Could this have been avoided if I’d dealt with it earlier?
That question, I wonder, but don’t dare ask since I don’t want to know the answer.

“No, your valve is too diseased. Extensive work needs to be done. It has to be replaced along with part of the aorta. It can only be fixed by opening the chest.”

But these things happen to patients!
“I need time to think about it.”

“Don’t take too long.”

“When should it be done?”

“Soon.
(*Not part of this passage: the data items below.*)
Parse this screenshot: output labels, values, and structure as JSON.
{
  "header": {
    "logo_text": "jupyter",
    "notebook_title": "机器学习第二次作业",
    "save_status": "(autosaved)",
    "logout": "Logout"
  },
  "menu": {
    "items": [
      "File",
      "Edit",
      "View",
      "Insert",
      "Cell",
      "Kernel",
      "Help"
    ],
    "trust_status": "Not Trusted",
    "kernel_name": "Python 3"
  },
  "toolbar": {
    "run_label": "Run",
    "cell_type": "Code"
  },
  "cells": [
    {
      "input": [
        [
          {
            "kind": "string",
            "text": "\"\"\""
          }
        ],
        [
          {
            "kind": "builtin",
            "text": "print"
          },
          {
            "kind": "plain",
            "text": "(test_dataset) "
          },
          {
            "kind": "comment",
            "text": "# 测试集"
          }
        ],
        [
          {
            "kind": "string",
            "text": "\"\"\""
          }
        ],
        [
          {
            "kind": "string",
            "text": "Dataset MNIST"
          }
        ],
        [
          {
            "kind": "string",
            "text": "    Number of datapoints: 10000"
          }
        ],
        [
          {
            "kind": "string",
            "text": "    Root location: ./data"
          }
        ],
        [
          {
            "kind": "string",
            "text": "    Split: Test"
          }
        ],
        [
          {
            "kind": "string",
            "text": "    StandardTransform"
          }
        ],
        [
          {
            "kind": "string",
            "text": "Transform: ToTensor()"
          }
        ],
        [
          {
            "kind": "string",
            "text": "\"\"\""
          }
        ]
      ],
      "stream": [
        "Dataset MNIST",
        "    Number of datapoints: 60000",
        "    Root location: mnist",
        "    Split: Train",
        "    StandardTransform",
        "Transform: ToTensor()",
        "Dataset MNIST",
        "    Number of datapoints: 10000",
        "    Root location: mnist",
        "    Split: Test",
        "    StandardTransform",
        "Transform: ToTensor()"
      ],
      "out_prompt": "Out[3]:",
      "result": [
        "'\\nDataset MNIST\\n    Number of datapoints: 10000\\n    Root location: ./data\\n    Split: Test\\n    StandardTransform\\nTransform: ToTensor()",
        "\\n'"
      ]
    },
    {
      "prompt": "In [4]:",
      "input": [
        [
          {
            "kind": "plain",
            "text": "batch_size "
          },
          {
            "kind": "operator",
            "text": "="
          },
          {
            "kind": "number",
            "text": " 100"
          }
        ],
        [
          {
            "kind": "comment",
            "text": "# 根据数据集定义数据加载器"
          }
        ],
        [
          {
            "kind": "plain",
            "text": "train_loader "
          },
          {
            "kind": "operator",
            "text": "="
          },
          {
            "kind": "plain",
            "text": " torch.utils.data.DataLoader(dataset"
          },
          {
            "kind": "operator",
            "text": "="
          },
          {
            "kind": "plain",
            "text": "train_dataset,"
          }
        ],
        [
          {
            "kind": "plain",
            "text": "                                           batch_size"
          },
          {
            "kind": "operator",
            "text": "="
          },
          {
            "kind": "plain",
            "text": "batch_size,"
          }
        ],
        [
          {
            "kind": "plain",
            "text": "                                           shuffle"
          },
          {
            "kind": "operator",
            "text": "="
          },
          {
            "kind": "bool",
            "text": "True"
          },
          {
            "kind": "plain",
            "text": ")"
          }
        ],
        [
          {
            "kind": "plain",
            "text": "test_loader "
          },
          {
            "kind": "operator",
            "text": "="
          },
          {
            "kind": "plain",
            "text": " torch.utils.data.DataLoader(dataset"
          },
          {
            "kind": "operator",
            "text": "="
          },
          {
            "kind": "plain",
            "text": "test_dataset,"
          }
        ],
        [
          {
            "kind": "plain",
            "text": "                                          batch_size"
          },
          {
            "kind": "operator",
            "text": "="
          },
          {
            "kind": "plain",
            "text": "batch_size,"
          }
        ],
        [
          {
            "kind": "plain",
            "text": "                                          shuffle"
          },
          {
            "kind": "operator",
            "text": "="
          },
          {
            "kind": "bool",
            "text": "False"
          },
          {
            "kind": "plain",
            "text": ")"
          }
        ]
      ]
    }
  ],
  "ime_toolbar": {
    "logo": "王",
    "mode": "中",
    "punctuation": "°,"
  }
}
Within the next few weeks …”

Open-heart surgery – how inconvenient!
I had lots of other, much more fun plans for the summer! Taking a break from my work in the
ICU
, spending time with Ivan and the kids, working as a camp nurse, spending time at my brother Tex’s cottage on Georgian Bay. And this was the summer we were finally going to adopt a puppy, a year after the death of our elderly dog, Rambo.

Dr. Drobac asks if I have any questions. None and many, but first I have something to tell him that’s way more urgent than any questions I might have.

“I want you to know that if I get a serious complication and don’t wake up afterward, or if I become severely brain-damaged
or have to be on prolonged life support, please let me go. If it’s my time, let me go.”
I do not want to be kept around beyond my useful shelf life
.

I blurt out these dire directives, not bothering to explain why catastrophe is uppermost on my mind.

He’s incredulous, at a loss as to how to react to my at-the-ready disaster plan. “Have you thought this through?”

Have I ever!
I think but can only nod yes to his question.